Julie Taymor’s Oscar-winning Frida is visually stunning but depicts the celebrated Mexican artist as a political invalid
Frida
Julie Taymor
2002, Handprint/Lions Gate/Miramax/Ventanarosa
123 minutes
Reviewed by Eugene Carey
LATAMROB rating: ****
JULIE TAYMOR’S Oscar-winning Frida is a powerful and beautifully filmed biography that all but completes this Mexican artist’s cultural transformation from misunderstood provincial invalid into latter-day global feminist icon.
It also demonstrates Frida Kahlo’s vibrant, extroverted character and tempestuous relationship with Diego Rivera are simply too enticing for the big commercial screen to ignore, especially when mixed with a little coarse grit from south of the border and stirred up with some spicy lesbian chic by the delectable Salma Hayek.
But there is much irony in the fact that Frida’s first, hesitant steps into the world of Hollywood respectability and hence her conversion from crippled but courageous artist into symbol of the strong, individualistic woman whom US feminists find so easy to revere, began more than 16 years before with Paul Leduc’s Frida, naturaleza viva (1986). Leduc’s film could also so easily have been an Academy Award winner for best foreign-language film – but was not entered because of a bureaucratic mix-up that had prevented the film being screened to award representatives who had visited Mexico to see it.
Leduc’s visually striking film coincided with a major exhibition of Kahlo’s work at the National Gallery in Washington D.C. and followed the publication of Hayden Herrera’s influential biography of Kahlo around which Taymor’s movie would later be based. Producer Nancy Hardin optioned the rights to Herrera’s work when it was originally published in 1983 but it was not until interest in Kahlo’s art began to soar in the early 1990s that a US movie inched towards becoming a viable prospect.
Striking differences
The differences between Leduc’s pioneering interpretation of Kahlo’s life and Taymor’s speak loudly about the changing priorities of filmmakers straddling two sides of the Cold War, Mexican political history and the US border. Leduc situates Kahlo firmly in the world of real and dangerous political choices that followed the Mexican and Russian revolutions; Taymor constructs a masterpiece of sanitisation in which politics is a bourgeois diversion and a cipher for sexual attraction. Not only does Taymor avoid exploring Frida’s politics in anything like the detail necessary to paint an accurate picture of what drove this passionate woman, but she conspires to ensure that the only real proximity Frida has to revolutionary ideas is through Rivera and her love interest, Leon Trotsky.

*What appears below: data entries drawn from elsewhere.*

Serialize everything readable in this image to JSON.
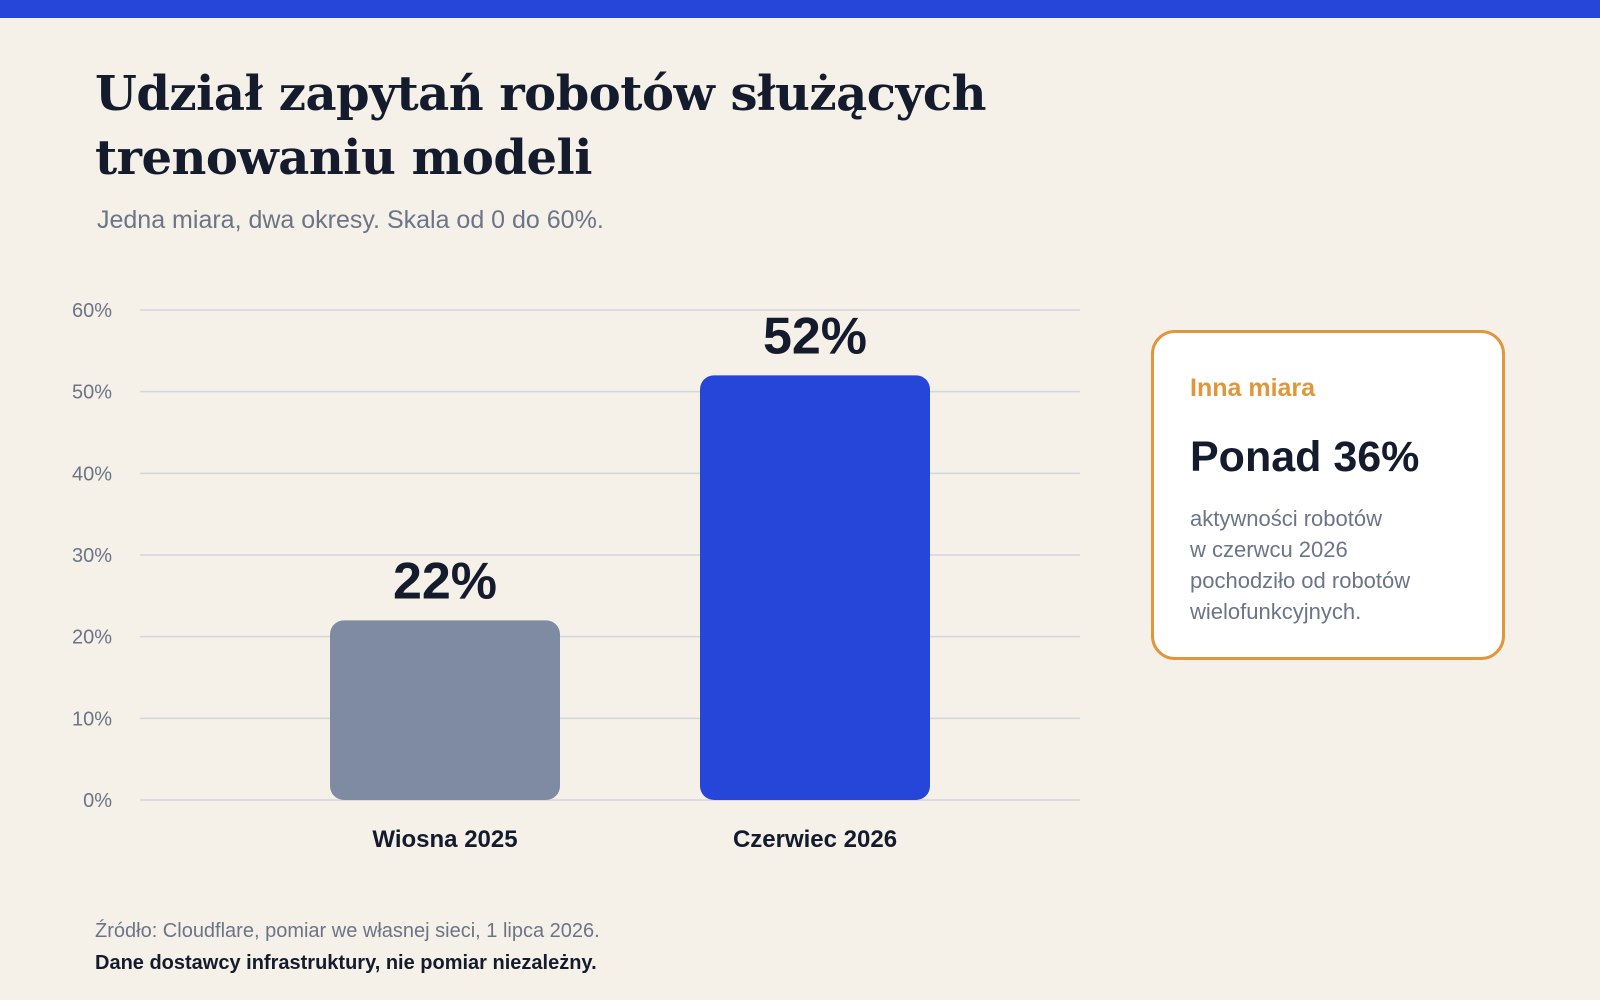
{
  "header": {
    "accent_color": "#2546d8"
  },
  "title": "Udział zapytań robotów służących trenowaniu modeli",
  "subtitle": "Jedna miara, dwa okresy. Skala od 0 do 60%.",
  "chart_data": {
    "type": "bar",
    "title": "",
    "xlabel": "",
    "ylabel": "",
    "categories": [
      "Wiosna 2025",
      "Czerwiec 2026"
    ],
    "values": [
      22,
      52
    ],
    "value_labels": [
      "22%",
      "52%"
    ],
    "bar_colors": [
      "#7f8aa3",
      "#2546d8"
    ],
    "ylim": [
      0,
      60
    ],
    "y_ticks": [
      0,
      10,
      20,
      30,
      40,
      50,
      60
    ],
    "y_tick_labels": [
      "0%",
      "10%",
      "20%",
      "30%",
      "40%",
      "50%",
      "60%"
    ],
    "grid": true,
    "legend": "none"
  },
  "callout": {
    "label": "Inna miara",
    "value": "Ponad 36%",
    "text": "aktywności robotów\nw czerwcu 2026\npochodziło od robotów\nwielofunkcyjnych.",
    "border_color": "#e0963a"
  },
  "footer": {
    "source": "Źródło: Cloudflare, pomiar we własnej sieci, 1 lipca 2026.",
    "disclaimer": "Dane dostawcy infrastruktury, nie pomiar niezależny."
  }
}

As such, Taymor’s Frida misses an important opportunity to explore the issue that should be central to any feminist interpretation – the politics of women in Mexico – and almost starts from the bald and wildly inaccurate assumption that Kahlo enjoyed the same rights to act, speak – and indeed, to be heard – as Rivera.
Although we see Kahlo singing a few ribald political ballads when drunk with tequila, and Rivera and Siqueiros (Alfred Molina and Antonio Banderas) behaving badly as spoiled Mexican males – shooting pistols at gramophone players and womanising unashamedly – we get few if any meaningful insights into the detail or direction of Kahlo’s own ideas.

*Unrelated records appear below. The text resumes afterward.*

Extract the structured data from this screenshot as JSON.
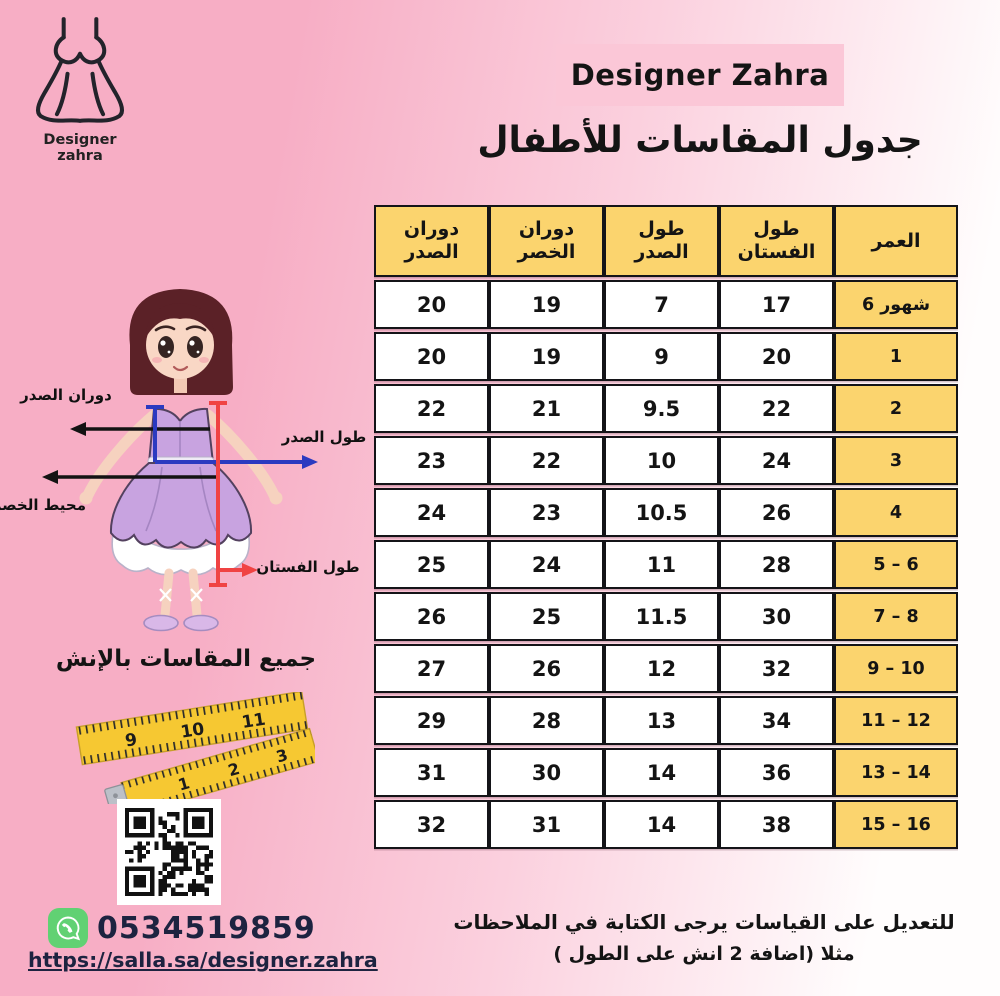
{
  "logo": {
    "brand_name": "Designer zahra",
    "icon": "dress-icon"
  },
  "header": {
    "brand_badge": "Designer Zahra",
    "page_title": "جدول المقاسات للأطفال"
  },
  "table": {
    "columns": [
      "العمر",
      "طول الفستان",
      "طول الصدر",
      "دوران الخصر",
      "دوران الصدر"
    ],
    "rows": [
      {
        "age": "6 شهور",
        "values": [
          17,
          7,
          19,
          20
        ]
      },
      {
        "age": "1",
        "values": [
          20,
          9,
          19,
          20
        ]
      },
      {
        "age": "2",
        "values": [
          22,
          9.5,
          21,
          22
        ]
      },
      {
        "age": "3",
        "values": [
          24,
          10,
          22,
          23
        ]
      },
      {
        "age": "4",
        "values": [
          26,
          10.5,
          23,
          24
        ]
      },
      {
        "age": "5 – 6",
        "values": [
          28,
          11,
          24,
          25
        ]
      },
      {
        "age": "7 – 8",
        "values": [
          30,
          11.5,
          25,
          26
        ]
      },
      {
        "age": "9 – 10",
        "values": [
          32,
          12,
          26,
          27
        ]
      },
      {
        "age": "11 – 12",
        "values": [
          34,
          13,
          28,
          29
        ]
      },
      {
        "age": "13 – 14",
        "values": [
          36,
          14,
          30,
          31
        ]
      },
      {
        "age": "15 – 16",
        "values": [
          38,
          14,
          31,
          32
        ]
      }
    ]
  },
  "figure": {
    "chest_round_label": "دوران الصدر",
    "chest_length_label": "طول الصدر",
    "waist_round_label": "محيط الخصر",
    "dress_length_label": "طول الفستان"
  },
  "notes": {
    "units": "جميع المقاسات بالإنش",
    "footer_line1": "للتعديل على القياسات يرجى الكتابة في الملاحظات",
    "footer_line2": "مثلا (اضافة 2 انش على الطول )"
  },
  "contact": {
    "phone": "0534519859",
    "url": "https://salla.sa/designer.zahra",
    "whatsapp_icon": "whatsapp-icon"
  },
  "colors": {
    "background_left": "#f7aec5",
    "background_mid": "#fbd0de",
    "background_right": "#fffdfd",
    "badge_pink": "#fbc7d7",
    "table_yellow": "#fbd46e",
    "table_border": "#141418",
    "link_ink": "#1d2340",
    "whatsapp_green": "#61d173",
    "arrow_black": "#131313",
    "arrow_blue": "#2b3ac0",
    "arrow_red": "#f04343"
  }
}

This is a significant omission, not least because it was the politics of Frida Kahlo and how these responded to the changing priorities of the Mexican revolutionary state that help to make her so interesting.

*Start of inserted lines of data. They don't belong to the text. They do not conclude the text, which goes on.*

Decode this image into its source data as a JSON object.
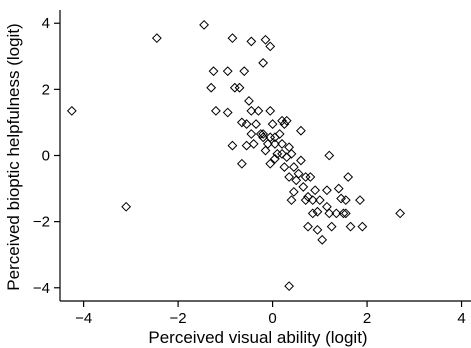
{
  "chart_data": {
    "type": "scatter",
    "title": "",
    "xlabel": "Perceived visual ability (logit)",
    "ylabel": "Perceived bioptic helpfulness (logit)",
    "xlim": [
      -4.5,
      4.2
    ],
    "ylim": [
      -4.4,
      4.4
    ],
    "xticks": [
      -4,
      -2,
      0,
      2,
      4
    ],
    "yticks": [
      -4,
      -2,
      0,
      2,
      4
    ],
    "xtick_labels": [
      "−4",
      "−2",
      "0",
      "2",
      "4"
    ],
    "ytick_labels": [
      "−4",
      "−2",
      "0",
      "2",
      "4"
    ],
    "grid": false,
    "legend": "none",
    "marker": "diamond-open",
    "marker_color": "#000000",
    "series": [
      {
        "points": [
          [
            -4.25,
            1.35
          ],
          [
            -3.1,
            -1.55
          ],
          [
            -2.45,
            3.55
          ],
          [
            -1.45,
            3.95
          ],
          [
            -1.25,
            2.55
          ],
          [
            -1.3,
            2.05
          ],
          [
            -1.2,
            1.35
          ],
          [
            -0.95,
            1.3
          ],
          [
            -0.95,
            2.55
          ],
          [
            -0.85,
            3.55
          ],
          [
            -0.8,
            2.05
          ],
          [
            -0.7,
            2.05
          ],
          [
            -0.6,
            2.55
          ],
          [
            -0.65,
            1.0
          ],
          [
            -0.55,
            0.95
          ],
          [
            -0.45,
            1.35
          ],
          [
            -0.45,
            3.45
          ],
          [
            -0.5,
            1.65
          ],
          [
            -0.45,
            0.65
          ],
          [
            -0.4,
            0.35
          ],
          [
            -0.55,
            0.3
          ],
          [
            -0.85,
            0.3
          ],
          [
            -0.65,
            -0.25
          ],
          [
            -0.35,
            0.95
          ],
          [
            -0.3,
            1.35
          ],
          [
            -0.25,
            0.65
          ],
          [
            -0.2,
            0.55
          ],
          [
            -0.2,
            2.8
          ],
          [
            -0.15,
            3.5
          ],
          [
            -0.05,
            3.3
          ],
          [
            -0.05,
            1.35
          ],
          [
            0.0,
            0.95
          ],
          [
            -0.05,
            0.55
          ],
          [
            -0.1,
            0.35
          ],
          [
            -0.15,
            0.15
          ],
          [
            -0.05,
            -0.25
          ],
          [
            -0.2,
            0.65
          ],
          [
            0.05,
            0.55
          ],
          [
            0.05,
            0.35
          ],
          [
            0.1,
            0.05
          ],
          [
            0.05,
            -0.1
          ],
          [
            0.15,
            0.65
          ],
          [
            0.2,
            1.05
          ],
          [
            0.25,
            0.95
          ],
          [
            0.3,
            1.05
          ],
          [
            0.2,
            0.35
          ],
          [
            0.2,
            0.05
          ],
          [
            0.3,
            -0.05
          ],
          [
            0.25,
            -0.35
          ],
          [
            0.35,
            0.25
          ],
          [
            0.4,
            0.05
          ],
          [
            0.35,
            -0.65
          ],
          [
            0.45,
            -0.35
          ],
          [
            0.5,
            -0.75
          ],
          [
            0.45,
            -1.1
          ],
          [
            0.55,
            -0.55
          ],
          [
            0.6,
            0.75
          ],
          [
            0.6,
            -0.15
          ],
          [
            0.65,
            -0.95
          ],
          [
            0.7,
            -0.65
          ],
          [
            0.7,
            -1.35
          ],
          [
            0.75,
            -1.25
          ],
          [
            0.8,
            -0.65
          ],
          [
            0.85,
            -1.35
          ],
          [
            0.9,
            -1.05
          ],
          [
            0.95,
            -1.7
          ],
          [
            0.75,
            -2.15
          ],
          [
            0.85,
            -1.75
          ],
          [
            0.95,
            -2.25
          ],
          [
            1.0,
            -1.35
          ],
          [
            1.05,
            -2.55
          ],
          [
            1.15,
            -1.05
          ],
          [
            1.15,
            -1.55
          ],
          [
            1.2,
            -1.75
          ],
          [
            1.25,
            -2.15
          ],
          [
            1.2,
            0.0
          ],
          [
            1.35,
            -1.75
          ],
          [
            1.4,
            -1.0
          ],
          [
            1.45,
            -1.3
          ],
          [
            1.5,
            -1.75
          ],
          [
            1.55,
            -1.35
          ],
          [
            1.6,
            -0.65
          ],
          [
            1.65,
            -2.15
          ],
          [
            1.85,
            -1.35
          ],
          [
            1.9,
            -2.15
          ],
          [
            2.7,
            -1.75
          ],
          [
            0.35,
            -3.95
          ],
          [
            0.4,
            -1.35
          ],
          [
            1.55,
            -1.75
          ]
        ]
      }
    ]
  }
}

Leduc’s Frida starring Ofelia Medina offered, among other things, an exploration of this politics and begins at the end with a striking scene in which Rivera visits the palace of Bellas Artes in Mexico City to pay his respects at the coffin of his wife which is emblematically draped with the red communist flag – a tribute to her impression upon her comrades, if nothing else – setting the subsequent tone of the film.
Kahlo was an active communist and the violence and lore bequeathed by the Mexican Revolution, which began when she was three, left marks upon her as indelible as her injuries. Despite her affair with Trotsky that forms a vignette in this film, Kahlo was anything but a Trotskyist and after his death denounced her former lover and praised his killer, Stalin. She later leaned towards Mao and saw China as a socialist archetype.
The little dialogue in Leduc’s movie is devoted to politics, and Trotsky’s appearance is mainly through French and Russian, not the polished Spanish implied by Geoffrey Rush’s amorous performance. Kahlo’s commitment to Mexicanidad and indigenous themes, the two most powerful ideologies of her life, are also all but invisible in Taymor’s movie and the rivalry and enmity that existed between Rivera and the volcanic Siqueiros is ignored.
Taymor’s film is accomplished and visually stunning, attempting to recreate the colour contrast and imagery of Kahlo’s own paintings with care, and Hayek delivers the performance of her life. But the director has either missed or ignored opportunities for exploring the byzantine leftwing politics of the era in place of salacious infidelities and simplistic messages about female pain and suffering.